Africa

Viewpoints

South Africa's Presidential Election

South Africa's ruling party leader Jacob Zuma speaks to 2,000 cheering supporters at the African National Congress party headquarters on April 23. (Photo: Alexander Joe / AFP-Getty Images)

China — China View (April 18): South Africa's African National Congress (A.N.C.) has spent no less than $20 million on its 2009 election campaign, the party said on Saturday. A.N.C. national executive council member, Nomvula Mokonyane, said most of the money used in the campaign had been raised by the party through selling paraphernalia for example. She was speaking at a briefing ahead of the party's final election rally to be held on Sunday at Coca Cola Park and the Johannesburg Stadium. The rally would "set a precedent" for large-scale events with 400,000 people in total expected to view the event at the two stadiums and via a live satellite link at stadiums in the other eight provinces.

France — Euronews (April 24): Jacob Zuma must wait a little longer for the official declaration, but his supporters are already celebrating. The final votes are being counted in South Africa’s election, but the African National Congress is firmly on course for a landslide victory, with Zuma becoming the new President. 23 million people registered to vote, and around two-thirds of them backed Zuma, possibly giving the A.N.C. enough of a majority in parliament to change the constitution if it wants. The prospect worries some, but the party insists it will not abuse its dominant position.
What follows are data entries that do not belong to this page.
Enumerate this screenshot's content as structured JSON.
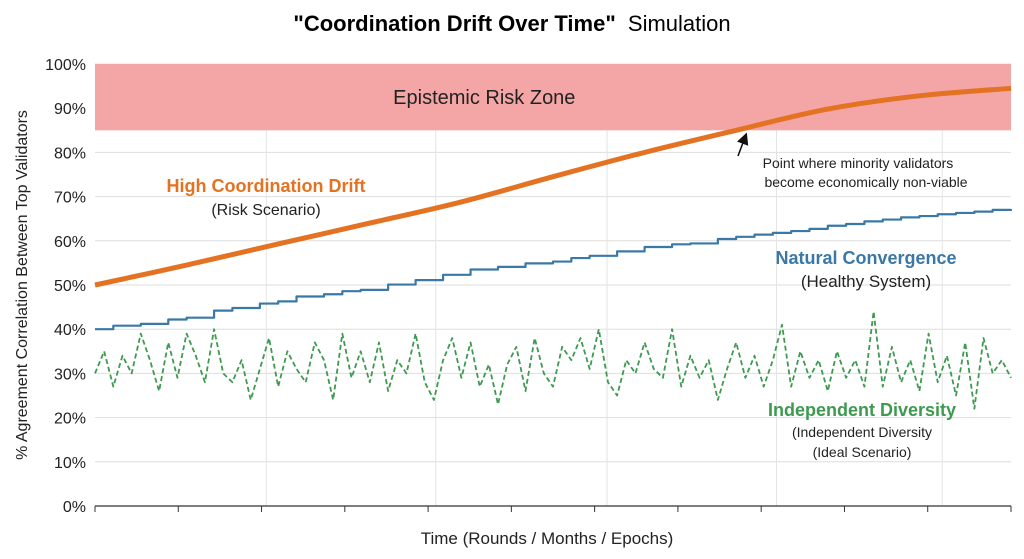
{
  "chart_data": {
    "type": "line",
    "title": {
      "bold": "\"Coordination Drift Over Time\"",
      "normal": "Simulation"
    },
    "xlabel": "Time (Rounds / Months / Epochs)",
    "ylabel": "% Agreement Correlation Between Top Validators",
    "ylim": [
      0,
      100
    ],
    "xlim": [
      0,
      100
    ],
    "y_ticks": [
      "0%",
      "10%",
      "20%",
      "30%",
      "40%",
      "50%",
      "60%",
      "70%",
      "80%",
      "90%",
      "100%"
    ],
    "risk_zone": {
      "label": "Epistemic Risk Zone",
      "y_from": 85,
      "y_to": 100,
      "color": "#f4a6a6"
    },
    "annotation": {
      "line1": "Point where minority validators",
      "line2": "become economically non-viable",
      "target": {
        "x": 70.5,
        "y": 85
      }
    },
    "series": [
      {
        "name": "High Coordination Drift",
        "subtitle": "(Risk Scenario)",
        "color": "#e37222",
        "style": "solid-thick",
        "x": [
          0,
          10,
          20,
          30,
          40,
          50,
          60,
          70,
          80,
          90,
          100
        ],
        "y": [
          50.0,
          54.5,
          59.3,
          64.0,
          68.8,
          74.5,
          80.0,
          85.0,
          89.8,
          92.8,
          94.5
        ]
      },
      {
        "name": "Natural Convergence",
        "subtitle": "(Healthy System)",
        "color": "#3a78a6",
        "style": "step",
        "x": [
          0,
          2,
          5,
          8,
          10,
          13,
          15,
          18,
          20,
          22,
          25,
          27,
          29,
          32,
          35,
          38,
          41,
          44,
          47,
          50,
          52,
          54,
          57,
          60,
          63,
          65,
          68,
          70,
          72,
          74,
          76,
          78,
          80,
          82,
          84,
          86,
          88,
          90,
          92,
          94,
          96,
          98,
          100
        ],
        "y": [
          40.0,
          40.8,
          41.2,
          42.2,
          42.6,
          44.2,
          44.8,
          45.8,
          46.3,
          47.4,
          47.9,
          48.6,
          48.9,
          50.1,
          51.1,
          52.3,
          53.5,
          54.1,
          54.9,
          55.3,
          56.1,
          56.6,
          57.6,
          58.6,
          59.2,
          59.4,
          60.4,
          60.9,
          61.4,
          61.8,
          62.2,
          62.7,
          63.4,
          63.8,
          64.4,
          64.8,
          65.3,
          65.6,
          66.0,
          66.3,
          66.6,
          67.0,
          67.2
        ]
      },
      {
        "name": "Independent Diversity",
        "subtitle": "(Independent Diversity",
        "subtitle2": "(Ideal Scenario)",
        "color": "#3d9a4f",
        "style": "dashed",
        "x": [
          0,
          1,
          2,
          3,
          4,
          5,
          6,
          7,
          8,
          9,
          10,
          11,
          12,
          13,
          14,
          15,
          16,
          17,
          18,
          19,
          20,
          21,
          22,
          23,
          24,
          25,
          26,
          27,
          28,
          29,
          30,
          31,
          32,
          33,
          34,
          35,
          36,
          37,
          38,
          39,
          40,
          41,
          42,
          43,
          44,
          45,
          46,
          47,
          48,
          49,
          50,
          51,
          52,
          53,
          54,
          55,
          56,
          57,
          58,
          59,
          60,
          61,
          62,
          63,
          64,
          65,
          66,
          67,
          68,
          69,
          70,
          71,
          72,
          73,
          74,
          75,
          76,
          77,
          78,
          79,
          80,
          81,
          82,
          83,
          84,
          85,
          86,
          87,
          88,
          89,
          90,
          91,
          92,
          93,
          94,
          95,
          96,
          97,
          98,
          99,
          100
        ],
        "y": [
          30,
          35,
          27,
          34,
          30,
          39,
          33,
          26,
          37,
          29,
          39,
          34,
          28,
          40,
          30,
          28,
          33,
          24,
          31,
          38,
          27,
          35,
          31,
          28,
          37,
          33,
          24,
          39,
          29,
          35,
          28,
          37,
          26,
          33,
          30,
          39,
          28,
          24,
          33,
          38,
          29,
          37,
          27,
          32,
          23,
          32,
          36,
          26,
          38,
          30,
          27,
          36,
          33,
          38,
          31,
          40,
          28,
          25,
          33,
          30,
          37,
          31,
          29,
          40,
          27,
          34,
          29,
          33,
          24,
          31,
          37,
          29,
          34,
          27,
          33,
          41,
          27,
          35,
          29,
          33,
          26,
          35,
          29,
          33,
          27,
          44,
          27,
          36,
          28,
          33,
          26,
          39,
          28,
          34,
          25,
          37,
          22,
          38,
          30,
          33,
          29
        ]
      }
    ],
    "labels": {
      "high_name": "High Coordination Drift",
      "high_sub": "(Risk Scenario)",
      "natural_name": "Natural Convergence",
      "natural_sub": "(Healthy System)",
      "diversity_name": "Independent Diversity",
      "diversity_sub1": "(Independent Diversity",
      "diversity_sub2": "(Ideal Scenario)"
    }
  }
}
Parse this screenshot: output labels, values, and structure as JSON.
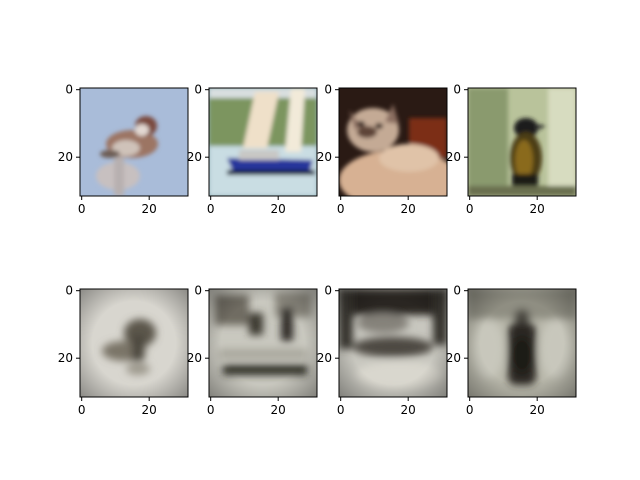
{
  "figure": {
    "rows": [
      {
        "panels": [
          {
            "scene": "sparrow",
            "x_ticks": [
              "0",
              "20"
            ],
            "y_ticks": [
              "0",
              "20"
            ]
          },
          {
            "scene": "sailboat",
            "x_ticks": [
              "0",
              "20"
            ],
            "y_ticks": [
              "0",
              "20"
            ]
          },
          {
            "scene": "cat",
            "x_ticks": [
              "0",
              "20"
            ],
            "y_ticks": [
              "0",
              "20"
            ]
          },
          {
            "scene": "black-bird",
            "x_ticks": [
              "0",
              "20"
            ],
            "y_ticks": [
              "0",
              "20"
            ]
          }
        ]
      },
      {
        "panels": [
          {
            "scene": "recon-sparrow",
            "x_ticks": [
              "0",
              "20"
            ],
            "y_ticks": [
              "0",
              "20"
            ]
          },
          {
            "scene": "recon-sailboat",
            "x_ticks": [
              "0",
              "20"
            ],
            "y_ticks": [
              "0",
              "20"
            ]
          },
          {
            "scene": "recon-cat",
            "x_ticks": [
              "0",
              "20"
            ],
            "y_ticks": [
              "0",
              "20"
            ]
          },
          {
            "scene": "recon-black-bird",
            "x_ticks": [
              "0",
              "20"
            ],
            "y_ticks": [
              "0",
              "20"
            ]
          }
        ]
      }
    ]
  }
}
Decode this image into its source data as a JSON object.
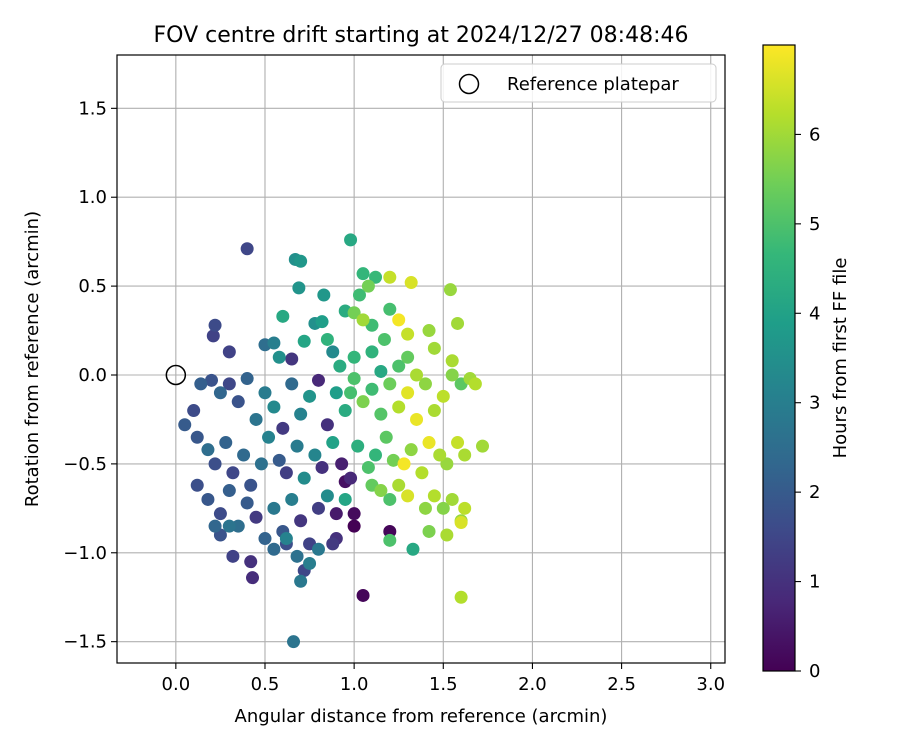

Iran — PressTV (April 24): With over half of the ballots counted, the African National Congress led by Jacob Zuma has declared victory owing to a 67 lead in the polls that drew a record 77 percent of the 23 million eligible electorate to vote Zuma in as the fourth South African president since the collapse of the white-dominant authoritarian apartheid in 1994. ... The 67-year-old leader of Zulu origin who took over the A.N.C. leadership from former President Thabo Mbeki in 2007 is expected to replace the interim President Kgalema Petrus Motlanthe.

Kenya — Daily Nation (April 22): With the expectations of many ordinary South Africans soaring, after what they claim to have been a decade of alienation by the Mbeki administration, the next government will be hard-pressed to guard against consigning this critical constituency to the confines of disillusionment. A master of real politic, Zuma, while addressing international journalists in Johannesburg on the eve of the election, seemed to be taking cognizance that some things are easier promised than done. He told his compatriots not to expect miracles... there will certainly be some gaps in service delivery in Africa's largest economy, especially courtesy of the global economic meltdown.

Mauritius — AllAfrica (April 20): It is not going to be up to Zuma himself to fix the education system or face the global economic crisis. But it will be his job to encourage people to see the sense (or the balance, if you like) in how those problems will be fixed, or at least addressed. It is his job to ensure that citizens understand why government is doing what it is doing, which is partly the reason why good communicators often make good leaders. But there is another reason why this trio of issues is so important now; because they are the three areas where S.A. has gone backwards most propitiously.

Qatar — Al Jazeera (April 21): The majority of Zuma's bad press has followed his acquittal on rape charges in 2006, the ousting of his rival Thabo Mbeki as president last year and the dropping of corruption charges against him in April 2009. However, Zuma continues to fight back, for instance, by suing South Africa's Sunday Times for $780,000 for publishing a cartoon of him preparing to rape a figurative Lady Justice. The media executive quoted earlier, says politicians' attempts to protect their reputations have now gone too far, with the ANC trying to use legislation to control the media.

Scotland — The Scotsman (April 24): South Africa's long-dominant governing party was leaving its opponents in national elections far behind today, and the only matter to be decided was the margin of victory. If Jacob Zuma's African National Congress fails to achieve the almost 70 per cent that it took in 2004, it will be seen as a message from voters that they want to see some limits on the party. A two-thirds majority allows the A.N.C. to enact major laws unchallenged

United Kingdom — BBC News (April 24): Mr. Zuma, a populist who spent 10 years in prison during the apartheid era for A.N.C. membership, faces challenges including a struggling economy and soaring violent crime. Charges of corruption against the 67-year old were dropped just two weeks before the poll after state prosecutors said there had been political interference in the case. ... Mr. Zuma is also a skilled conciliator, credited with ending the political violence in KwaZulu-Natal and helping to bring peace to Burundi.

United Kingdom — The Guardian (April 20): In a story that rivals anything the American dream has to offer, the Zulu herd boy from one of the country's poorest provinces is about to become the most powerful man in Africa. He has done it after serving his time in the liberation struggle and on Robben island. He has proved a resilient political fighter who, floored by fraud and corruption claims and a charge of rape, kept picking himself up off the canvas to finally outmaneuver his rivals. Unlike the scholarly and aloof Thabo Mbeki, who habitually quoted Shakespeare or phrases in Latin, Zuma can dance. He is charming and charismatic and comfortable in his own skin.